The contact center outsourcing industry is an interesting one as so much has to happen “behind the scenes” in order for customer calls to be routed and handled appropriately. Whether the outsourcing is simply to a hosted call center in another state in the U.S., or a brick and mortar establishment overseas, the main focus is to ensure customer calls are handled quickly and efficiently.

A recent inContact blog written by Mike Perry offers keen insight into telephony and international telephony, routing calls through multiple carriers, networks and equipment. His job often entails training new employees on these concepts, demonstrating the multiple steps an international call must go through to quickly reach the intended destination within the contact center outsourcing environment.

To simplify, consider this scenario – you live in Cincinnati and your friend Dave lives in Paris. If you make an outbound call to Paris, it originates from your telephone and goes through copper cable to your local telephone carrier – this carrier must be a telephone company or Internet service provider. The local carrier then realizes you’ve dialed an international call and switches that call from their network to a long distance carrier such as Verizon or AT&T (News - Alert).

Also known as an Inter-exchange Carrier, the long distance carrier will carry your call across their network as far as possible and hand off the call to an international carrier to transit the call across the Atlantic. With the technology available today for contact center outsourcing, the carrier is likely to convert that signal carrying your call to a VoIP (Voice over IP) transmission as this process is more efficient.
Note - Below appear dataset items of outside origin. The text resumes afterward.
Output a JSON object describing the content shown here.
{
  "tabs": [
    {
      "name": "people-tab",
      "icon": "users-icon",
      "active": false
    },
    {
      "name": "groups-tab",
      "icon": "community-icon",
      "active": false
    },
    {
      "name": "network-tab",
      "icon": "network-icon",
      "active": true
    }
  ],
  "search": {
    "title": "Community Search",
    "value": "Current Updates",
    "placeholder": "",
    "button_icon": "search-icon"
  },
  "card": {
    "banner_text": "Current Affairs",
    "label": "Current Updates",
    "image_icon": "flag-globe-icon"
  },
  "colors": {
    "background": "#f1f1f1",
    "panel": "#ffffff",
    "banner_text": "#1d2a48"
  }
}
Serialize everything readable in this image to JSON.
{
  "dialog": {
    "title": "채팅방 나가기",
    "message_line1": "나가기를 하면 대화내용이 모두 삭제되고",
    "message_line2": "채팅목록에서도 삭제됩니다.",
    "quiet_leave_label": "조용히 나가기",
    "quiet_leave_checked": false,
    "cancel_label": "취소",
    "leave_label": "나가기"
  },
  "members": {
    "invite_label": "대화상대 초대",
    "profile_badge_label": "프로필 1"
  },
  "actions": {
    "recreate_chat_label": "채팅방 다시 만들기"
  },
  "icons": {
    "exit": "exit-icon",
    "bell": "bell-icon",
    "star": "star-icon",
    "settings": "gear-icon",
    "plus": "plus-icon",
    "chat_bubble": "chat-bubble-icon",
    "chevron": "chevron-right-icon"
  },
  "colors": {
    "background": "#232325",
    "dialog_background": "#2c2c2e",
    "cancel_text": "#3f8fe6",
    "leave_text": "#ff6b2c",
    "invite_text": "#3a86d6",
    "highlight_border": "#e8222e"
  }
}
Once the call reaches France, the international carrier may hand it off to other international carriers. The last carrier to receive the call is likely to convert the signal back into the standard protocol and deliver the call to Dave’s local exchange carrier. This carrier will then deliver the call to Dave’s telephone handset to connect the two of you. The process sounds complicated and gives the impression this connection should take a while to complete. On the contrary, calls are generally completed within seconds, even when calling the contact center outsourcing provider.

Think of it this way – from the time you start to speak into the telephone until Dave hears it on his end, there are up to five different companies, thousands of miles of fiber optic cables – even under the ocean – and dozens of pieces of hardware carrying the transmission of your voice to its destination, all within just a few seconds. As your call is sent through fiber optic cables, your voice is carried at the speed of light. 

When making that call to the contact center outsourcing company in the Philippines, aren’t you glad you don’t see all of this activity happening before you connect with an agent? There is some comfort in knowing the simple number you dial will automatically reach the intended destination.